The next time you're in a public place, just look around and you're sure to see people looking down at their cell phones.
According to research conducted by several research firms, Americans are addicted to their mobile devices.
A new study from the British group Ofcom found that on average, people check their smartphones once every 12 minutes.
"We spend on average five hours a day, not just on smartphones, but on any smart device," said CBN News Tech Lifestyle expert Caleb Kinchlow.
"A lot of people are experiencing anxiety and depression due to their efforts seeking validation through social media. It becomes this cycle. But spending five hours a day on any smart device becomes an addiction," he noted.
Distraction by cell phone now even has a name. It's called "phubbing" – the practice of snubbing someone you're with to look at your cell phone instead.
Most have been a victim as well as a culprit of phubbing and a growing number of people are starting to fight back against the trend.
In June, Simon Cowell told a U.K. newspaper, "I literally have not been on my phone for 10 months."

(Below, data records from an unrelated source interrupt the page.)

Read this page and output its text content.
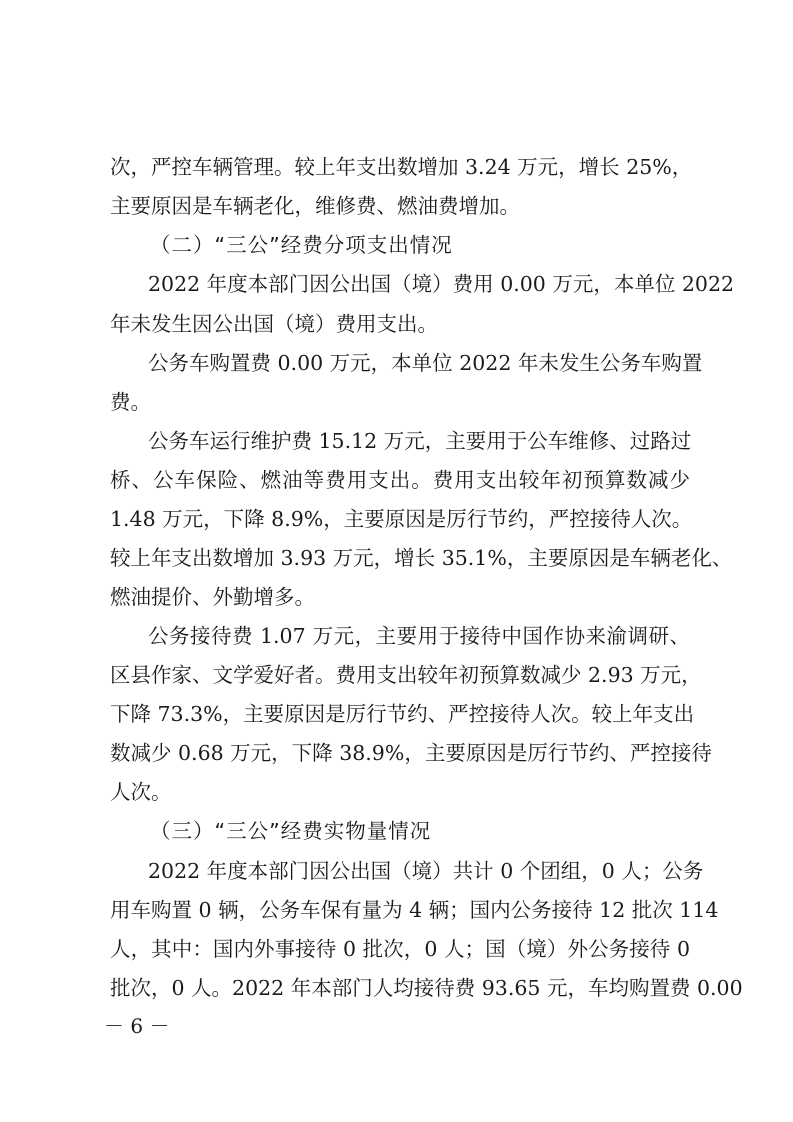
次，严控车辆管理。较上年支出数增加 3.24 万元，增长 25%，
主要原因是车辆老化，维修费、燃油费增加。
（二）“三公”经费分项支出情况
2022 年度本部门因公出国（境）费用 0.00 万元，本单位 2022
年未发生因公出国（境）费用支出。
公务车购置费 0.00 万元，本单位 2022 年未发生公务车购置
费。
公务车运行维护费 15.12 万元，主要用于公车维修、过路过
桥、公车保险、燃油等费用支出。费用支出较年初预算数减少
1.48 万元，下降 8.9%，主要原因是厉行节约，严控接待人次。
较上年支出数增加 3.93 万元，增长 35.1%，主要原因是车辆老化、
燃油提价、外勤增多。
公务接待费 1.07 万元，主要用于接待中国作协来渝调研、
区县作家、文学爱好者。费用支出较年初预算数减少 2.93 万元，
下降 73.3%，主要原因是厉行节约、严控接待人次。较上年支出
数减少 0.68 万元，下降 38.9%，主要原因是厉行节约、严控接待
人次。
（三）“三公”经费实物量情况
2022 年度本部门因公出国（境）共计 0 个团组，0 人；公务
用车购置 0 辆，公务车保有量为 4 辆；国内公务接待 12 批次 114
人，其中：国内外事接待 0 批次，0 人；国（境）外公务接待 0
批次，0 人。2022 年本部门人均接待费 93.65 元，车均购置费 0.00
－ 6 －
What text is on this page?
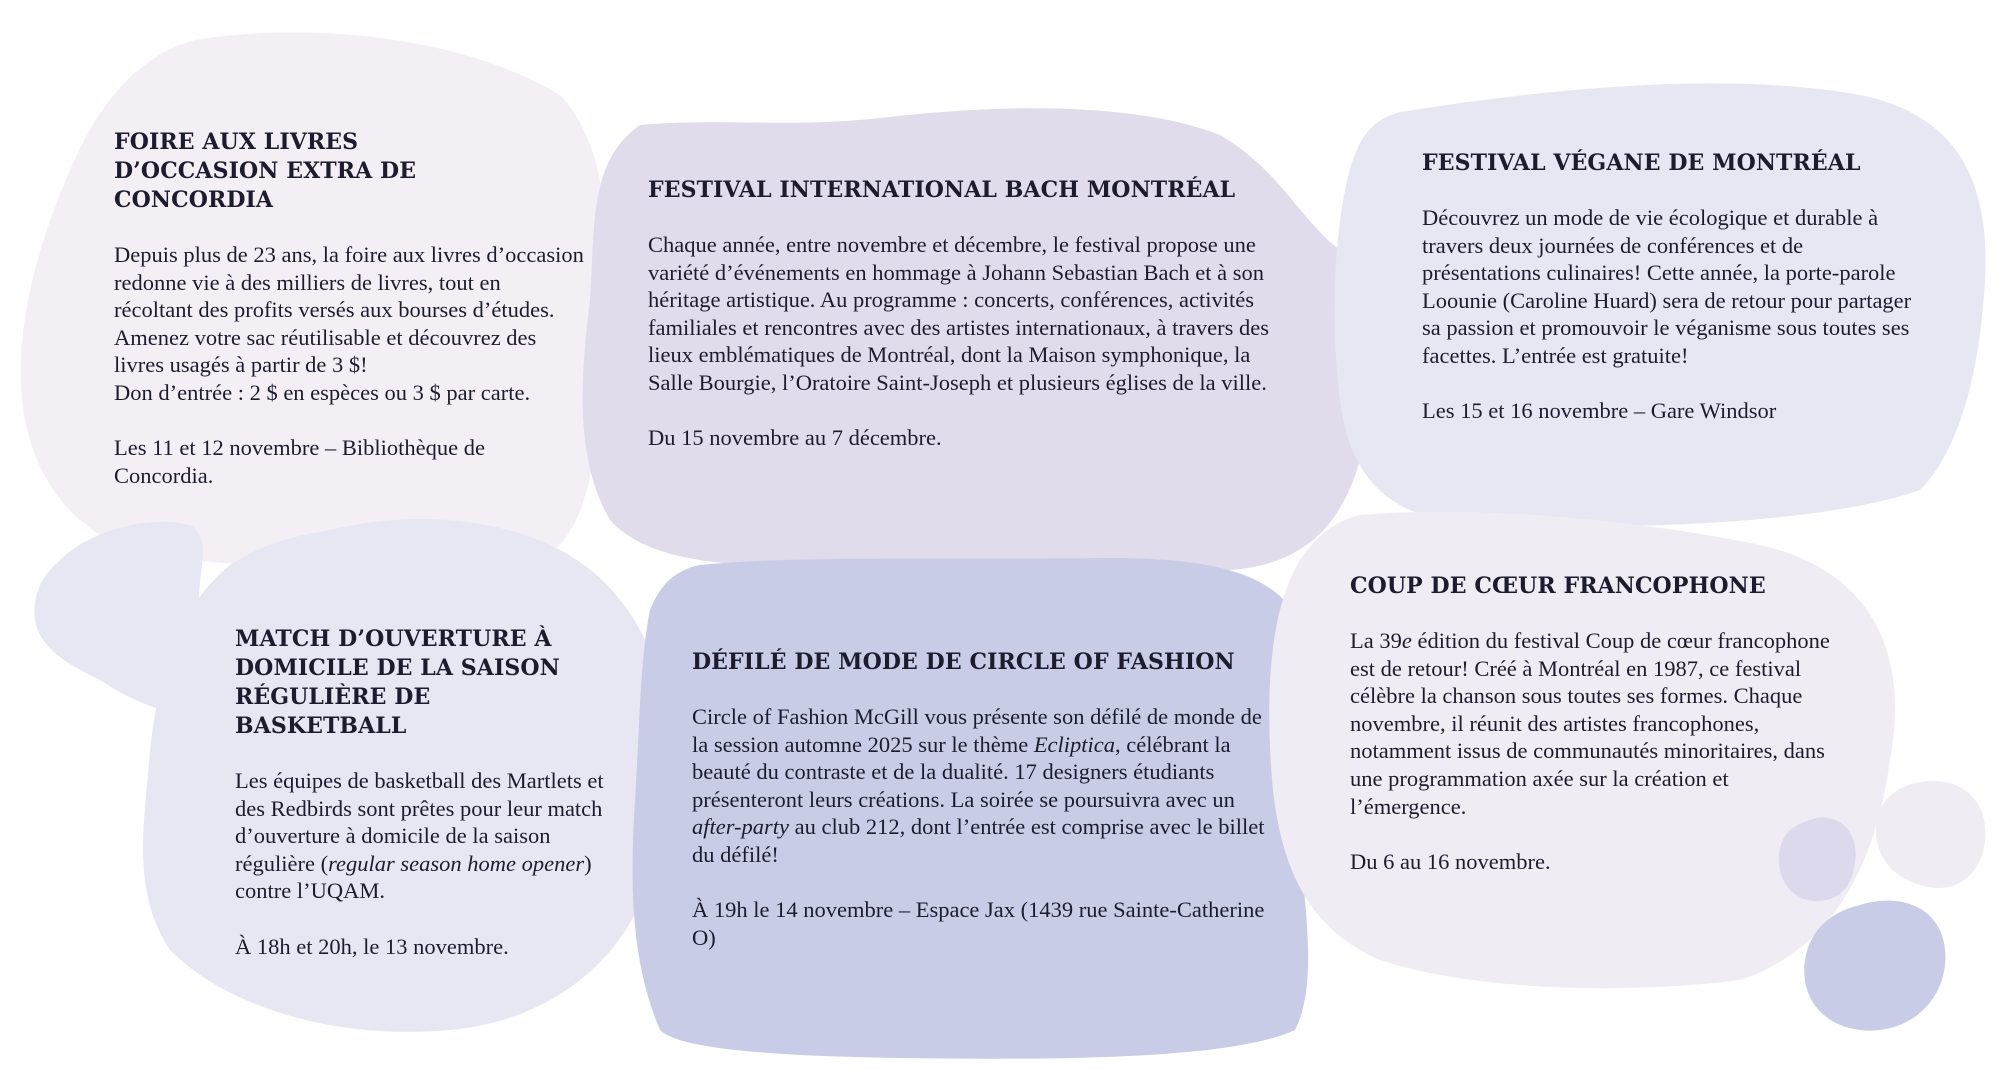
FOIRE AUX LIVRES D’OCCASION EXTRA DE CONCORDIA

Depuis plus de 23 ans, la foire aux livres d’occasion redonne vie à des milliers de livres, tout en récoltant des profits versés aux bourses d’études. Amenez votre sac réutilisable et découvrez des livres usagés à partir de 3 $!
Don d’entrée : 2 $ en espèces ou 3 $ par carte.

Les 11 et 12 novembre – Bibliothèque de Concordia.

FESTIVAL INTERNATIONAL BACH MONTRÉAL

Chaque année, entre novembre et décembre, le festival propose une variété d’événements en hommage à Johann Sebastian Bach et à son héritage artistique. Au programme : concerts, conférences, activités familiales et rencontres avec des artistes internationaux, à travers des lieux emblématiques de Montréal, dont la Maison symphonique, la Salle Bourgie, l’Oratoire Saint-Joseph et plusieurs églises de la ville.

Du 15 novembre au 7 décembre.

FESTIVAL VÉGANE DE MONTRÉAL

Découvrez un mode de vie écologique et durable à travers deux journées de conférences et de présentations culinaires! Cette année, la porte-parole Loounie (Caroline Huard) sera de retour pour partager sa passion et promouvoir le véganisme sous toutes ses facettes. L’entrée est gratuite!

Les 15 et 16 novembre – Gare Windsor

MATCH D’OUVERTURE À DOMICILE DE LA SAISON RÉGULIÈRE DE BASKETBALL

Les équipes de basketball des Martlets et des Redbirds sont prêtes pour leur match d’ouverture à domicile de la saison régulière (regular season home opener) contre l’UQAM.

À 18h et 20h, le 13 novembre.

DÉFILÉ DE MODE DE CIRCLE OF FASHION

Circle of Fashion McGill vous présente son défilé de monde de la session automne 2025 sur le thème Ecliptica, célébrant la beauté du contraste et de la dualité. 17 designers étudiants présenteront leurs créations. La soirée se poursuivra avec un after-party au club 212, dont l’entrée est comprise avec le billet du défilé!

À 19h le 14 novembre – Espace Jax (1439 rue Sainte-Catherine O)

COUP DE CŒUR FRANCOPHONE

La 39e édition du festival Coup de cœur francophone est de retour! Créé à Montréal en 1987, ce festival célèbre la chanson sous toutes ses formes. Chaque novembre, il réunit des artistes francophones, notamment issus de communautés minoritaires, dans une programmation axée sur la création et l’émergence.

Du 6 au 16 novembre.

He added, "The difference it made was that I became more aware of the people around me and way more focused." It has been so good for my mental health. It's a very strange experience but it really is good for you and it has absolutely made me happier."
Even smartphone companies recognize the dangers of phone addiction.

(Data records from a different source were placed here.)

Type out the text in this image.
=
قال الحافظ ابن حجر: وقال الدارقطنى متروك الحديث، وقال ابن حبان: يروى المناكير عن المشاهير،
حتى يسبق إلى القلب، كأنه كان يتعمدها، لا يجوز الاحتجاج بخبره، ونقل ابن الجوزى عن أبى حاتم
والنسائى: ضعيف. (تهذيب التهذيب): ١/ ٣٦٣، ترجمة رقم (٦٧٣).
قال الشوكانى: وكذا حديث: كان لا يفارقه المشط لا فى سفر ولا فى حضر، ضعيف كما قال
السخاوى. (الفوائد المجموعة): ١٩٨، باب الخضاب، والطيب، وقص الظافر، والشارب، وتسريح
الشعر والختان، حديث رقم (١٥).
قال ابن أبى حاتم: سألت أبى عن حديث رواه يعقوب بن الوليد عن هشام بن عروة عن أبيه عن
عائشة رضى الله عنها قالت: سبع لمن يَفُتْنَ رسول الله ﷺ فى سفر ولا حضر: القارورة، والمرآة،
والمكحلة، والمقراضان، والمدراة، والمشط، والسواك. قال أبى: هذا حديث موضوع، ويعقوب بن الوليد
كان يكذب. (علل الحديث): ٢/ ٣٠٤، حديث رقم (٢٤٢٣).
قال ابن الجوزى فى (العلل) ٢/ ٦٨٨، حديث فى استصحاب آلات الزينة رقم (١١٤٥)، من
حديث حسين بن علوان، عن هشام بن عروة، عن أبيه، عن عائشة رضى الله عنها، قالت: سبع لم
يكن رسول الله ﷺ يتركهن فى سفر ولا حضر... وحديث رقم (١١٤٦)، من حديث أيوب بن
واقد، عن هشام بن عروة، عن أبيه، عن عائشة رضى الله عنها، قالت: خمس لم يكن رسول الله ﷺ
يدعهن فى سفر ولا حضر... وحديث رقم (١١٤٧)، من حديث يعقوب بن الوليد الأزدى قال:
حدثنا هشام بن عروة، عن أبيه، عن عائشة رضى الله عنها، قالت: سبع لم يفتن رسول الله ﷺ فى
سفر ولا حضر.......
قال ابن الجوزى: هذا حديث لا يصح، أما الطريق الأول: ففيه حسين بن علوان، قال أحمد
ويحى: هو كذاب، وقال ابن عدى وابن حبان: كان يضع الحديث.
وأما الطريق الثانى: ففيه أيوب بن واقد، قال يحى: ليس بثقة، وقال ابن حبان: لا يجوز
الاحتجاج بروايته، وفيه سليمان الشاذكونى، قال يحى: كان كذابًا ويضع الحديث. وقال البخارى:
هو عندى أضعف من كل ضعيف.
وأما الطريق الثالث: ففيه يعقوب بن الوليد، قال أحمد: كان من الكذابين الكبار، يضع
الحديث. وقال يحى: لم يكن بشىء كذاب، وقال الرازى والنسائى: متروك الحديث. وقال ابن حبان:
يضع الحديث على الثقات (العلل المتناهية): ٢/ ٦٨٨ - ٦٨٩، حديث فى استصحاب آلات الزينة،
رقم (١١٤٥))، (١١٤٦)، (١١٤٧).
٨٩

Apple recently premiered an app that helps users keep track of their tech usage. Users will be able to see a report on their app usage. Parents will also be able to set up the app on their children's devices to track how much time they're spending on their electronics.

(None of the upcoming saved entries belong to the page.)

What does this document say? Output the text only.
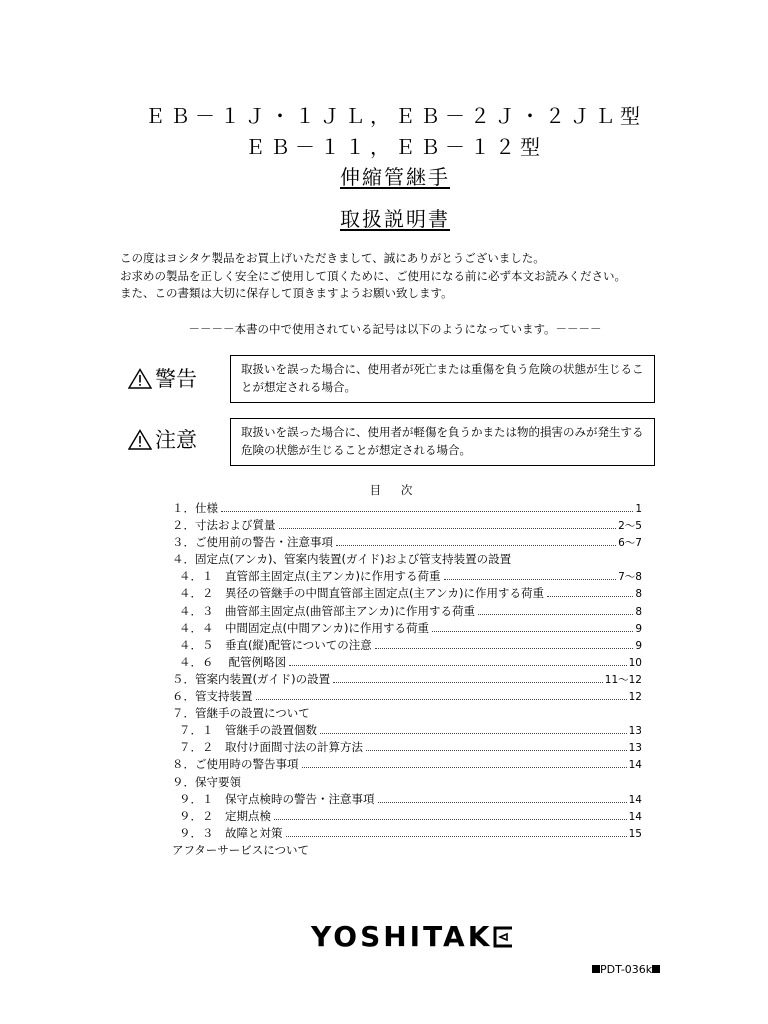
ＥＢ－１Ｊ・１ＪＬ，ＥＢ－２Ｊ・２ＪＬ型
ＥＢ－１１，ＥＢ－１２型
伸縮管継手
取扱説明書
この度はヨシタケ製品をお買上げいただきまして、誠にありがとうございました。
お求めの製品を正しく安全にご使用して頂くために、ご使用になる前に必ず本文お読みください。
また、この書類は大切に保存して頂きますようお願い致します。
－－－－本書の中で使用されている記号は以下のようになっています。－－－－
警告	取扱いを誤った場合に、使用者が死亡または重傷を負う危険の状態が生じることが想定される場合。
注意	取扱いを誤った場合に、使用者が軽傷を負うかまたは物的損害のみが発生する危険の状態が生じることが想定される場合。
目 次
１．仕様	1
２．寸法および質量	2～5
３．ご使用前の警告・注意事項	6～7
４．固定点(アンカ)、管案内装置(ガイド)および管支持装置の設置
４．１　直管部主固定点(主アンカ)に作用する荷重	7～8
４．２　異径の管継手の中間直管部主固定点(主アンカ)に作用する荷重	8
４．３　曲管部主固定点(曲管部主アンカ)に作用する荷重	8
４．４　中間固定点(中間アンカ)に作用する荷重	9
４．５　垂直(縦)配管についての注意	9
４．６　 配管例略図	10
５．管案内装置(ガイド)の設置	11～12
６．管支持装置	12
７．管継手の設置について
７．１　管継手の設置個数	13
７．２　取付け面間寸法の計算方法	13
８．ご使用時の警告事項	14
９．保守要領
９．１　保守点検時の警告・注意事項	14
９．２　定期点検	14
９．３　故障と対策	15
アフターサービスについて
YOSHITAK
PDT-036k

Android also has plans to help consumers curb their phone addictions.
And social media giants Facebook and Instagram are rolling out new features designed to help mobile app users spend less time on their platforms.
The new set of features, called "Your time on Facebook" and "Your activity" on Instagram, will allow users to see how much time they've spent in the apps, set limits on usage time, and snooze notifications for a set amount of time.
Meanwhile, some restaurants are getting in on the intervention too.
Hearth, an Italian-inspired eatery in New York's East Village helps customers disconnect from their devices by having them place their phones in a small box on their table.
The Fat Boar Pub in the U.K. offers mobile-free Mondays, where dinner is discounted 25 percent if customers check their phones at the door.
And some establishments have banned cell phones altogether. In Chicago, The Violet Hour bar is a no-phone zone.
All of these are efforts to get people to connect face-to-face while disconnecting from the tech world.